What have you found to be the most effective way to simulate an aseptic filling process? What are the advantages of investing in that kind of simulation, and some of the challenges drug developers may encounter in conducting one?
Mr. Kurz: In our experience, the best approach is to simply apply aseptic experiences and knowledge and follow regulatory guidelines to establish properly designed simulations of the aseptic filling processes.
To truly get a sense of how those operations will perform, though, it’s important to include inherent and corrective interventions as well as worst-case scenarios (like maximum permitted holding or duration times). This vital information demonstrates a process’s true ability to maintain product sterility under “real life” conditions, and will help you gain a comprehensive understanding of the process by evaluating aseptic criticalities in the context of variances you can expect to encounter during routine operations.
What key analyses should be performed throughout these various tests to get the right quality? What are the biggest challenges to effectively implementing and performing them? What key information should be obtained if these analyses are indeed effective?
Mr. Kurz: There are several important factors to focus on here:
- The need for a nutrient that promotes the growth of potential microbial contamination
- Appropriate microbiological tests that can verify the suitability of the nutrient (such as a growth-promotion test)
- Methods that ensure the nutrient solution comes in contact with all interior surfaces of the aseptically filled units
Every filled container should then be incubated at two different temperatures, with a visual inspection performed after each incubation period.

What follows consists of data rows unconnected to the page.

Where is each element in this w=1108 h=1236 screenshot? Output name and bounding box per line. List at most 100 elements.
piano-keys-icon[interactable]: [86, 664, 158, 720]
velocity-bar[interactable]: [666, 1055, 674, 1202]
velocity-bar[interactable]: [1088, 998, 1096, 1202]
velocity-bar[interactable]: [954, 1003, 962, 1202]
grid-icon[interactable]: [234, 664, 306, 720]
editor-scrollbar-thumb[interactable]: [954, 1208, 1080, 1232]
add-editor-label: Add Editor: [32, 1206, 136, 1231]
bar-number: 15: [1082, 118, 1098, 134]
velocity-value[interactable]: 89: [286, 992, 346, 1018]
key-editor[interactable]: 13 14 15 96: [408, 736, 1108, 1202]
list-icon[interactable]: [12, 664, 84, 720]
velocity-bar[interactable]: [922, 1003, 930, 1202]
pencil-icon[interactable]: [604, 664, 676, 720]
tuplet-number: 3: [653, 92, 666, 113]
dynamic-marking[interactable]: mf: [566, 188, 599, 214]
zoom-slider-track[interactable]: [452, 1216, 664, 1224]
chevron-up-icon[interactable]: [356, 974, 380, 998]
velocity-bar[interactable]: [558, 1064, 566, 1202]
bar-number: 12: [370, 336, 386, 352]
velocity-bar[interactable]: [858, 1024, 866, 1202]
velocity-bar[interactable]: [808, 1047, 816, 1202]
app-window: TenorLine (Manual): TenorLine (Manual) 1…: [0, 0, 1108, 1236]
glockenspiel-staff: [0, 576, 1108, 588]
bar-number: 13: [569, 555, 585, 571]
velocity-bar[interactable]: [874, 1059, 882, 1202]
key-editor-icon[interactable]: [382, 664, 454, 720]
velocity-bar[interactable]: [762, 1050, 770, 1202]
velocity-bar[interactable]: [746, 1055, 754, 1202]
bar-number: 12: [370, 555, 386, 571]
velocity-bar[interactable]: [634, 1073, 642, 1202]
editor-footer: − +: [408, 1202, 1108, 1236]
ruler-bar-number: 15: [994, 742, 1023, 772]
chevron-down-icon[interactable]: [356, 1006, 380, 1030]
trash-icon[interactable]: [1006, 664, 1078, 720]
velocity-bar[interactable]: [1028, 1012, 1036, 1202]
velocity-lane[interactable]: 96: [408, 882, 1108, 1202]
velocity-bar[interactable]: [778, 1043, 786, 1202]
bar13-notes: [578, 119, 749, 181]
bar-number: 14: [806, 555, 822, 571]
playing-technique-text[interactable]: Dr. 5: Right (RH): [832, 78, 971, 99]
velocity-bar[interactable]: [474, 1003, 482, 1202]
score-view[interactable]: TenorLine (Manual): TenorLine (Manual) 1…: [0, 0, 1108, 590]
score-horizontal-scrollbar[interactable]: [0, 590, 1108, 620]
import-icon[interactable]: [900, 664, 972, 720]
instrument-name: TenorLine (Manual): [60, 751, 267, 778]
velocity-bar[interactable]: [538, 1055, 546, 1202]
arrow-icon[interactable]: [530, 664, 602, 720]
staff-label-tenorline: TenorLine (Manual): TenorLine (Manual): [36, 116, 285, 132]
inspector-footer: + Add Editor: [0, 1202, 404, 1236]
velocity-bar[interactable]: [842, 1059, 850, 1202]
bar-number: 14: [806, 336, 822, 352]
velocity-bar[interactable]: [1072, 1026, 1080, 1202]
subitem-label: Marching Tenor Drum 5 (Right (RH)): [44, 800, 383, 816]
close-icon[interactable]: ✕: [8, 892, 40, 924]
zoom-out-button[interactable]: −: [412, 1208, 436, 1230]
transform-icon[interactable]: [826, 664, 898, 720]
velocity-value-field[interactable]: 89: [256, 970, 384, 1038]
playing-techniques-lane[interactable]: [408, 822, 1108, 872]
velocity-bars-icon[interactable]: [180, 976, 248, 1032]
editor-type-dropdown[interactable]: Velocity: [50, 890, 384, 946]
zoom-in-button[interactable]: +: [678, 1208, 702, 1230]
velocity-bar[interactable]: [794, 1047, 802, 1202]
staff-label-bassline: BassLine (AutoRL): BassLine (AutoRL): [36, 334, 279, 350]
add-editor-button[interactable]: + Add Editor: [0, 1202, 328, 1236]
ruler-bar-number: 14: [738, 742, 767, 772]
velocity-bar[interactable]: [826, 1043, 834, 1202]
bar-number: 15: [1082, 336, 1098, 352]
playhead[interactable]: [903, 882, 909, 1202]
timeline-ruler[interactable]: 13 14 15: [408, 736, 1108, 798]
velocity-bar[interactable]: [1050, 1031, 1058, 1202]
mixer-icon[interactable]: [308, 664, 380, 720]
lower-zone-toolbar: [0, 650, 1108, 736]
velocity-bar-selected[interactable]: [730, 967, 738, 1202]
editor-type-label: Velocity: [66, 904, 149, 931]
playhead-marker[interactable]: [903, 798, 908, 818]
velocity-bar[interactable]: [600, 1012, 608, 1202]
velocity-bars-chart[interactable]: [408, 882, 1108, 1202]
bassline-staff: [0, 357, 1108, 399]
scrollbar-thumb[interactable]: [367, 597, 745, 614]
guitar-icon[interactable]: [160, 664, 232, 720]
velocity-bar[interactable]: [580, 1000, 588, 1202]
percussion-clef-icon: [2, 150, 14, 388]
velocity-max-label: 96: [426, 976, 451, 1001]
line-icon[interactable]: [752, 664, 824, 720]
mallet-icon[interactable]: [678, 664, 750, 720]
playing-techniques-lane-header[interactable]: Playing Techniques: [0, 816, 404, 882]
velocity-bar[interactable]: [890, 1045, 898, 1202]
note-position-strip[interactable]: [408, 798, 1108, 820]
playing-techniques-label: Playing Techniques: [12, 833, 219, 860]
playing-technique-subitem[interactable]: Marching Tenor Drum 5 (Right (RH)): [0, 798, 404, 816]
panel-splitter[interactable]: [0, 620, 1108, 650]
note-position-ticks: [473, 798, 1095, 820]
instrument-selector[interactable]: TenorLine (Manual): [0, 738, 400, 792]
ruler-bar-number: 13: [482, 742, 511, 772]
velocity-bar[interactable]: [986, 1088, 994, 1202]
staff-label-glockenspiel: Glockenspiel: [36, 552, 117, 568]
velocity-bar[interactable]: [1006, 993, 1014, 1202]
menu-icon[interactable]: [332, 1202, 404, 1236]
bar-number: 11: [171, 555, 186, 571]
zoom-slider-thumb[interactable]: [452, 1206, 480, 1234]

“Human factors” are especially important for these visual inspections. Operators need to be carefully trained on the methodology used to identify microbiological contamination, as their analyses and observations will be crucially important in demonstrating that a process can protect product sterility.
What other validation requirements or watchouts are important to consider when establishing aseptic filling operations?
Mr. Kurz: In any process as complex as aseptic filling, there are many detailed steps and technical complexities that need to be navigated to successfully validate your manufacturing operations. For example, all filled units – including discarded integer material – must be incubated as part of the aseptic process simulation. The intent is to validate the process from an aseptic perspective and rule out any negative impact on sterility.
Is there anything else about ensuring quality/validation of aseptic filling operations that our readers should know?
Mr. Kurz: Establishing a rigorous, systematic approach to quality is critical to the successful validation of aseptic filling processes. Take the time to get this part right, and make sure you have the right experts at the table as early as possible.